When Jesus said, “Neither do I condemn you,” he was not saying, “I find no fault in you” or “What you did may have been wrong, but I have no reason to criticize you, for all others are equally guilty.” The word condemn, from “katakrino” has reference to the passing sentence or a judicial act by which she could legally be stoned to death. The law taught that in some cases one could not be stoned to death except at the mouth of two or three witnesses and that those who were witnesses and brought the accusation should cast the first stone (Deut. 13:9, 17:5-7). In this case Jesus could not legally condemn her or pass a judicial sentence on her, for he was neither a judge nor a witness to her sin. What He said and did here has nothing whatever to do with whether it is or was proper to put a person to death for some crime, or whether we should preach or teach against sin. There is no question that a person who is Christlike must have a compassionate heart, a forgiving spirit and a gentle and kind disposition. In no case does that mean overlooking sin, having a compromising spirit, or allowing sin of any kind to go unrebuked.

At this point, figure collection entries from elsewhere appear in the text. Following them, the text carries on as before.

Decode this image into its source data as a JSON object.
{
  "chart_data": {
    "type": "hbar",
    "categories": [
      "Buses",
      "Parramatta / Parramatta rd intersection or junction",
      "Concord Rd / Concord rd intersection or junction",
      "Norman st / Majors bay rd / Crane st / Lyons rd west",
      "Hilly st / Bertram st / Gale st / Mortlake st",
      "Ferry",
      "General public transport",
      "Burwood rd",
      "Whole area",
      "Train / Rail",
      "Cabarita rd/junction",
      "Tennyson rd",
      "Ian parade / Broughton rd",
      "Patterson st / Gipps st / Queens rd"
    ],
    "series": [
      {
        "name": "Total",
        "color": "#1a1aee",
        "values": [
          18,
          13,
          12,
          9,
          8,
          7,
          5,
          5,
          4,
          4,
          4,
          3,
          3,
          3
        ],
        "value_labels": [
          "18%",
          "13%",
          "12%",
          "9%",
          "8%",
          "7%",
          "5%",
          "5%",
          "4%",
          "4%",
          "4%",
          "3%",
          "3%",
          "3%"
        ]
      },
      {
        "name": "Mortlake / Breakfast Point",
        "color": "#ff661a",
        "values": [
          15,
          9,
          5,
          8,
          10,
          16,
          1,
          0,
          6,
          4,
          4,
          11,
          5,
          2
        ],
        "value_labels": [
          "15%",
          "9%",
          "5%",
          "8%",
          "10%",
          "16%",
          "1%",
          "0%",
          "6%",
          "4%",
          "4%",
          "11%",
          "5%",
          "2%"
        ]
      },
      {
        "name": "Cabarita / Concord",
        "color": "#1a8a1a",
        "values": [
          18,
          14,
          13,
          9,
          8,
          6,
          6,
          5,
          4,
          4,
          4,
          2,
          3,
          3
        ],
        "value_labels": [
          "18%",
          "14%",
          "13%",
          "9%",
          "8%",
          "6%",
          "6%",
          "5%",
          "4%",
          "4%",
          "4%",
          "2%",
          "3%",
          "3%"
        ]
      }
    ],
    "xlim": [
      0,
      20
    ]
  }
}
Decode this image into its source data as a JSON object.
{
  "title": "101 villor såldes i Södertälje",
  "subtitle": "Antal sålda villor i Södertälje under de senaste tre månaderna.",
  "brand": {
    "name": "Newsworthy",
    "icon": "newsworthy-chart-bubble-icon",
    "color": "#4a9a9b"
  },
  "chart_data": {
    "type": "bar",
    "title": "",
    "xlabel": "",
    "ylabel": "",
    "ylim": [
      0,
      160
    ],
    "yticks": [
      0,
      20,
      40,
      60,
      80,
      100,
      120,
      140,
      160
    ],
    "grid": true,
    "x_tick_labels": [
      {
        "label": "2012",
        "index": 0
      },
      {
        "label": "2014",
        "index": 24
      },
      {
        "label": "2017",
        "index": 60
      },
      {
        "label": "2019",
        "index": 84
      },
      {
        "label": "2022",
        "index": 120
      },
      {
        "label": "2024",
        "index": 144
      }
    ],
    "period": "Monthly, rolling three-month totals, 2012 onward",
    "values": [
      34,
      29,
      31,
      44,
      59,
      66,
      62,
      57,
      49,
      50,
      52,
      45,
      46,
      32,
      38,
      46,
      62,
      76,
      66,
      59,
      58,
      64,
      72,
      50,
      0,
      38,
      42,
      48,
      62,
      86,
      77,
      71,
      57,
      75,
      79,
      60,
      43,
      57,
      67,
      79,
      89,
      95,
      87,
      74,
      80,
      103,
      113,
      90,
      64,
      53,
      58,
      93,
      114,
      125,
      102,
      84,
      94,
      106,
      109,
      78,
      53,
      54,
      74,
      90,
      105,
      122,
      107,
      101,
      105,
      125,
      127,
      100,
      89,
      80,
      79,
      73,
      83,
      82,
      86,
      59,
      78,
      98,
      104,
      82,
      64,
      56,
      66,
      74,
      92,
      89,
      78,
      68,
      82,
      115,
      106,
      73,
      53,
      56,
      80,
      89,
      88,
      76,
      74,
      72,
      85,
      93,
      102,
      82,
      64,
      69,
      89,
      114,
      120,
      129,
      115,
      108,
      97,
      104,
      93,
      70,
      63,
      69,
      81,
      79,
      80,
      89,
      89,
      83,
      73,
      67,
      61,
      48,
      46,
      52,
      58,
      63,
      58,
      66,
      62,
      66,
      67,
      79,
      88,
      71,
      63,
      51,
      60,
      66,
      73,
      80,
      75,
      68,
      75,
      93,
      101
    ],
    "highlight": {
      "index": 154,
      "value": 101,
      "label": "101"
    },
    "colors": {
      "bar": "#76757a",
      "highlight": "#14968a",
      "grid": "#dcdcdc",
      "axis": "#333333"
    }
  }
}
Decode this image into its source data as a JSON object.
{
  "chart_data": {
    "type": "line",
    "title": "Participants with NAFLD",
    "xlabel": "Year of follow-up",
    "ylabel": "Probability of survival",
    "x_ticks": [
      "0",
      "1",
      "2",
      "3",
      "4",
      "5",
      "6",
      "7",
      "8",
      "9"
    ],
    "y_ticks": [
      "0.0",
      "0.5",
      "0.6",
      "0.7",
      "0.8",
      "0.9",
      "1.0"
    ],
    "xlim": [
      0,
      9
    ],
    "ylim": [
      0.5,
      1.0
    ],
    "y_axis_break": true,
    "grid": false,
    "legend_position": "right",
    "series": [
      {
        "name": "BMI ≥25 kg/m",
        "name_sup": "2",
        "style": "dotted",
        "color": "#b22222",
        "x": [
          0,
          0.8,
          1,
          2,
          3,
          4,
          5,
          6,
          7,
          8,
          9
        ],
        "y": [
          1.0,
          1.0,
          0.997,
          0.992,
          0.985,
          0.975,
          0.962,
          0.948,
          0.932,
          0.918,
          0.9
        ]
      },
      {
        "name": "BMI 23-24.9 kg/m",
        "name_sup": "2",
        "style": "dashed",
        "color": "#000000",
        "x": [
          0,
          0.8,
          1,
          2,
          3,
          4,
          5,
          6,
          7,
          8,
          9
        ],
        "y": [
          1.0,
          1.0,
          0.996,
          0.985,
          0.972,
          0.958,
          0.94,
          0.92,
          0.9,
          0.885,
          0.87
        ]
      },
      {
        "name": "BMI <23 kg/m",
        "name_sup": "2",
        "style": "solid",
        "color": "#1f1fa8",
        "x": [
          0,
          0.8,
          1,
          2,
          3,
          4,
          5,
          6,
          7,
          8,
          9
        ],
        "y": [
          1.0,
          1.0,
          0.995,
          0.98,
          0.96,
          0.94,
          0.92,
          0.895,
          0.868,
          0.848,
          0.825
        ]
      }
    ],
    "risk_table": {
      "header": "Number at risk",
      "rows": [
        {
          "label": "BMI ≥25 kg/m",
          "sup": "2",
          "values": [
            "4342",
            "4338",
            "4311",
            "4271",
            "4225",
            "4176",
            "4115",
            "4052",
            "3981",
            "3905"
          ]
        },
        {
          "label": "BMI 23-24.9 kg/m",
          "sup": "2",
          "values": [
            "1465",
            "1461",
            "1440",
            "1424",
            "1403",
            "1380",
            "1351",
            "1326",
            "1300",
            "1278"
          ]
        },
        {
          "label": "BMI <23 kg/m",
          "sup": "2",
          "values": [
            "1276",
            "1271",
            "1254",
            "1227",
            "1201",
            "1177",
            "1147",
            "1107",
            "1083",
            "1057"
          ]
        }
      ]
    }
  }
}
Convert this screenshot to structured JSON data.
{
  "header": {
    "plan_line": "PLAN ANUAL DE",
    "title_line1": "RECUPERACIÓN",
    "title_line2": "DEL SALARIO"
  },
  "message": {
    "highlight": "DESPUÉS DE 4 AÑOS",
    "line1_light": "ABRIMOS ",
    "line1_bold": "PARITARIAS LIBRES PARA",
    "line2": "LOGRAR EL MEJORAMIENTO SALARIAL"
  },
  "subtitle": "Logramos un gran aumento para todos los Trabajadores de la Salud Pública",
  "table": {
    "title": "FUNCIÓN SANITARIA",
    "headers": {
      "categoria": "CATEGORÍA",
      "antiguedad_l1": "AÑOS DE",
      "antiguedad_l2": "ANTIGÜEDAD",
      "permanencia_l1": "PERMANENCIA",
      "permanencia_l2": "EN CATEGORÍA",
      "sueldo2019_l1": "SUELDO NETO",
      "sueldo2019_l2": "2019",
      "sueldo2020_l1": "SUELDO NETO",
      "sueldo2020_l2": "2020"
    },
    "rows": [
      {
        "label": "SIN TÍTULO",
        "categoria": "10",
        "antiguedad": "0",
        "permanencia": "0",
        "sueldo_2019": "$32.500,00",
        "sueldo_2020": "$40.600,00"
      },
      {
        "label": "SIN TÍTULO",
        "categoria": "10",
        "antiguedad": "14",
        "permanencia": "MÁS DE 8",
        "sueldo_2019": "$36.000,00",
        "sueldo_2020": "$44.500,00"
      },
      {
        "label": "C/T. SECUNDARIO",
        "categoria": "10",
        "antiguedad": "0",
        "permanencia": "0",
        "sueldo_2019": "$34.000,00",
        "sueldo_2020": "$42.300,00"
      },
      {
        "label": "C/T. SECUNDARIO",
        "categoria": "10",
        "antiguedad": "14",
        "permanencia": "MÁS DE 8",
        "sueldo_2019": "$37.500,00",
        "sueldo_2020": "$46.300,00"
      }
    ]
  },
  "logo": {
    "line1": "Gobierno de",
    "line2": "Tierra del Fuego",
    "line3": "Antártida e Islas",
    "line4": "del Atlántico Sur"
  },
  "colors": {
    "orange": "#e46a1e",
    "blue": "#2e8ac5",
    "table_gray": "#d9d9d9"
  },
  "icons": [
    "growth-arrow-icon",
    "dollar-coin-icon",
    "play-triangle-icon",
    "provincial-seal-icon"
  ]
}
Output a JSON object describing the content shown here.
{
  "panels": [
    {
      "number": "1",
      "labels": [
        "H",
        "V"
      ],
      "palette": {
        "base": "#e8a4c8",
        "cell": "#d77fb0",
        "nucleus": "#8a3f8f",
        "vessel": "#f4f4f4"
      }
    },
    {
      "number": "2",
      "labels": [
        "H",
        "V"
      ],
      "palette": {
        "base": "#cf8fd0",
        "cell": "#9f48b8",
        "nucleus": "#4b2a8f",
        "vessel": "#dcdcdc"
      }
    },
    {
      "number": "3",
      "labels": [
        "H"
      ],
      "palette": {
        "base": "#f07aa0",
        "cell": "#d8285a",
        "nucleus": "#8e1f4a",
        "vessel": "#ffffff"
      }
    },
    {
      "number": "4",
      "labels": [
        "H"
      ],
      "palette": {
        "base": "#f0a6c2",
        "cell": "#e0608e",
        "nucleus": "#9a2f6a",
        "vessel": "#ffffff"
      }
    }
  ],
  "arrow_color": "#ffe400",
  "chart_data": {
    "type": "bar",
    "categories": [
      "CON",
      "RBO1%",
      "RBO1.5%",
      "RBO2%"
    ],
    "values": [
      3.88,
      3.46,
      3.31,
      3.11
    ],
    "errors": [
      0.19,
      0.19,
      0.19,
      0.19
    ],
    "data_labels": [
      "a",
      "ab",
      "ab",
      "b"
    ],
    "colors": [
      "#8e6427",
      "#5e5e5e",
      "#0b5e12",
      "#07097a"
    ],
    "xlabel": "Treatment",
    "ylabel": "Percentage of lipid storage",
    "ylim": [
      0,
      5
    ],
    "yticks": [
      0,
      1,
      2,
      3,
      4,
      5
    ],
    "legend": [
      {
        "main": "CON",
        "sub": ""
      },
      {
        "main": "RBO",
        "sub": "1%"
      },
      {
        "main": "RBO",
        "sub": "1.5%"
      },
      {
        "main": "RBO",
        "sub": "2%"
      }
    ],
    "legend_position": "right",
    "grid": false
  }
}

One may legitimately raise the question, “If one has a forgiving spirit, can one still agree with the concept of capital punishment?” The answer is a definite, “Yes.” When justice demands payment for a crime, and that payment is the life of the one who committed it, love and forgiveness does not cancel out the demands of justice. God can forgive us of our sins but not simply because in His love and mercy He disregards it. It is because the demands of justice were met in the sacrificial death of Christ. Sin must be paid for. Either we accept Christ and His sacrifice on the terms He offered forgiveness, or we pay the penalty ourselves. When a person says, “I want God to be merciful, not just,” he may be mistaken either in his understanding of God’s nature, or what is involved in our salvation. God has to be both merciful and just, and can do that because Christ died for us, paying the penalty which justice demands yet graciously forgiving us as we accept that payment on His terms.